June 6, 2022 –
“Zero-day” is a general phrase that is used to describe newly recognized security vulnerabilities that hackers can use to attack systems. The actual term “zero-day” indicates that the vendor or developer just recently learned of a weakness or flaw in the software and they have “zero days” to fix it.
About a month ago Microsoft’s security response center was notified of vulnerabilities in software that may be exploited via specific word documents. Microsoft then sent a protocol to manage the issue. However, it wasn’t until six days ago that this issue was in the spotlight when another security researcher finally spotted a malicious word document try to make an attempt to exploit the flaw.
How it Happened:
According to Darkreading.com publication & Seasoned Technology reporter of 20 years, Jai Vijayan,
The retrieved file in turn used the MS-MSDT URL protocol to load code for executing a PowerShell script. Beaumont discovered the document was executing code even with macros disabled. The security researcher found at least two other malicious Word documents in the wild attempting to exploit Follina going back to April.

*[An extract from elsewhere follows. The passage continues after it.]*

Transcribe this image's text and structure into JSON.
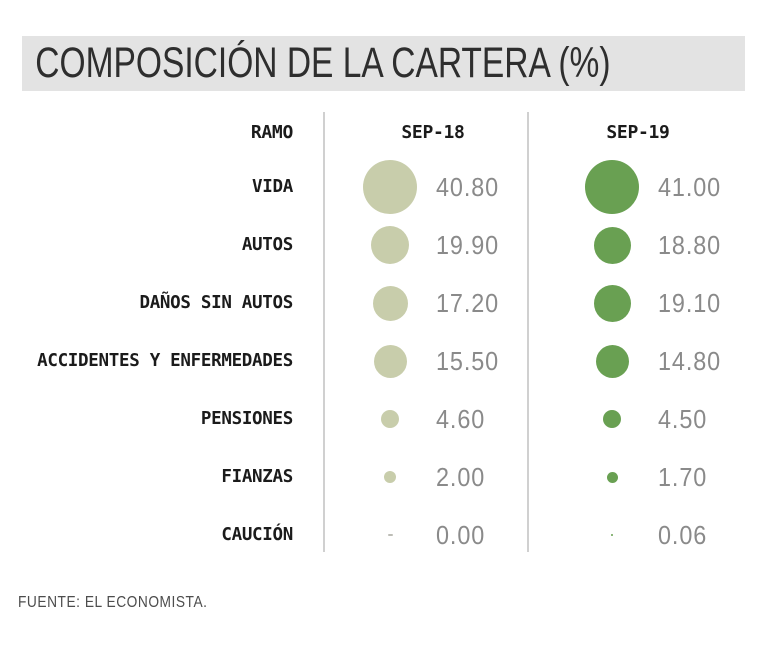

Significantly, Beaumont and other researchers found that the attack technique allowed threat actors a way to bypass the “Protected View” mechanism in Office that alerts users about content downloaded from the Internet and requires an additional click from them to open. According to Malwarebytes, the warning can be bypassed simply by changing the document to a Rich Text Format (RTF) file. By doing so, code can run without the user even needed to open the document via the preview tab in Explorer, Malwarebytes said.
What to do:
Observe unauthorized activity, updated applications as required and stay up to date with threat advisories.
Follow Microsoft Security Response Center’s reference to disable MSDT URL protocol.